Major Security Vulnerability Found in AI Agent Crypto Payment Infrastructure; LLM Router Leads to $500,000 Wallet Theft

According to CoinDesk, researchers from the University of California, Santa Barbara; the University of California, San Diego; blockchain security firm Fuzzland; and World Liberty Financial jointly published a paper warning that “LLM routers”—intermediary services positioned between users and AI models—have become a major threat to cryptocurrency asset security. The researchers discovered that 26 LLM routers are secretly injecting malicious tool calls and stealing user credentials, with one incident resulting in the complete draining of a customer’s cryptocurrency wallet worth $500,000. Additionally, by “poisoning” the router ecosystem, the researchers were able to gain control of approximately 400 downstream hosts within hours. Since sensitive data—including private keys and API credentials—is frequently transmitted in plaintext through these routers, users unknowingly expose their assets to risk. The researchers note that as McKinsey forecasts AI agents will mediate $3–5 trillion in global consumer commerce by 2030—and Binance founder Changpeng Zhao predicts AI agents’ payment volume will be one million times greater than that of humans—the current infrastructure’s security lags far behind the pace of industry development. The “weakest link” risk could thus trigger systemic, cascading crises.

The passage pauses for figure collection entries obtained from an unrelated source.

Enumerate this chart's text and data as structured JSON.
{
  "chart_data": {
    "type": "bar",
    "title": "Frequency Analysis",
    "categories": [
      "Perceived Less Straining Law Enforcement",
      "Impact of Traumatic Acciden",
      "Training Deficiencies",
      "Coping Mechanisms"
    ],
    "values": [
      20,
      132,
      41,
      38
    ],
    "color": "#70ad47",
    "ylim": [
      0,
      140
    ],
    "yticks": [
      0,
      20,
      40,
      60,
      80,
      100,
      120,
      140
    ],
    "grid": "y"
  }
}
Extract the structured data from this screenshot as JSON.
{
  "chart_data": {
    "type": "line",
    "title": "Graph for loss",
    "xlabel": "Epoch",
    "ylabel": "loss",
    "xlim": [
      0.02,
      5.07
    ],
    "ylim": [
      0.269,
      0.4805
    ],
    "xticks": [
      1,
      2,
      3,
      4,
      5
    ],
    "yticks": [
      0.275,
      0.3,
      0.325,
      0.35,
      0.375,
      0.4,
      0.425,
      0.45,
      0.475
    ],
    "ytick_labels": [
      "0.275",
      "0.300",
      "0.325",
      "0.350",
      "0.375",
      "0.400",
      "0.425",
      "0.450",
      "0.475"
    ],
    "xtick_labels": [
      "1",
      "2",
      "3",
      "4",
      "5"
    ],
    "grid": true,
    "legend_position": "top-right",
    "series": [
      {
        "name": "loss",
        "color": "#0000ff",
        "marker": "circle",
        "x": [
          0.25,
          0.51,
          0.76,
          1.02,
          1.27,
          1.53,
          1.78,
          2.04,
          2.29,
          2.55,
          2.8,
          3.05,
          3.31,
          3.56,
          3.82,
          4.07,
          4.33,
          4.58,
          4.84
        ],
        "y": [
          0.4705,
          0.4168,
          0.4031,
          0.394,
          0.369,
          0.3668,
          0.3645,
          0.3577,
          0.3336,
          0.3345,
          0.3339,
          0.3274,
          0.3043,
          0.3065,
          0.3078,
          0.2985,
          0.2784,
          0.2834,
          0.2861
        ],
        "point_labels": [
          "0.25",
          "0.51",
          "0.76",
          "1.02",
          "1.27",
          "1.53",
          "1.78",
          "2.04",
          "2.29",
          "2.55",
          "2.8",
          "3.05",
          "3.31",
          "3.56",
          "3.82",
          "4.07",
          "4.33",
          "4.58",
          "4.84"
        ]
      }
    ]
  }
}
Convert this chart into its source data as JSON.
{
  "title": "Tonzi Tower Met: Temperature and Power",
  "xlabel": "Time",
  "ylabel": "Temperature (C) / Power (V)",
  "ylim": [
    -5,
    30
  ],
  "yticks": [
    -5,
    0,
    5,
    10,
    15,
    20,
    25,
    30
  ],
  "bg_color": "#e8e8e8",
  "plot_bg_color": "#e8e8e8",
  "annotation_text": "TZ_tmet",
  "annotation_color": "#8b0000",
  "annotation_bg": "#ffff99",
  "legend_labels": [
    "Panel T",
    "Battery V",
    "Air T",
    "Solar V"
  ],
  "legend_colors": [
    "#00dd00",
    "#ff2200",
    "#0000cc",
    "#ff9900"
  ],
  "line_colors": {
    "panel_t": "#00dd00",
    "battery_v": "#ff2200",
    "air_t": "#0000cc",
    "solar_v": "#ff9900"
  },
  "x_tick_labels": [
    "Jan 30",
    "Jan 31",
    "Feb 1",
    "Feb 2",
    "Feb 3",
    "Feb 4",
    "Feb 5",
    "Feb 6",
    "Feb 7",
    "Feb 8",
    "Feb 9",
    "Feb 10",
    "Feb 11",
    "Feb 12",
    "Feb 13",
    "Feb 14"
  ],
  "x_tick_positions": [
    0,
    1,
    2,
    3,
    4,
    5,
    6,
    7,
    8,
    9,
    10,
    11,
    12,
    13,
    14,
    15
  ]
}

Research Finds Security Vulnerabilities in Third-Party AI Routers That Could Lead to Cryptocurrency Theft

According to Cointelegraph, researchers from the University of California recently revealed security risks in certain third-party AI large language model (LLM) routers that could lead to the theft of cryptocurrency assets. The study found that LLM routers—acting as API intermediaries—can read plaintext information; some routers were discovered injecting malicious code and stealing credentials. The research team tested 28 paid and 400 free routers, identifying nine routers that actively injected malicious code, two that deployed trigger-avoidance mechanisms, and 17 that accessed Amazon Web Services (AWS) credentials. One router even transferred ETH using the researchers’ Ethereum private key. The study notes that malicious behavior by routers is difficult to detect, and the “YOLO mode” present in some AI agent frameworks—which automatically executes commands—further increases security risks. Researchers recommend that developers avoid transmitting private keys or mnemonic phrases through AI agents and urge AI companies to implement cryptographic signing of responses to enhance security.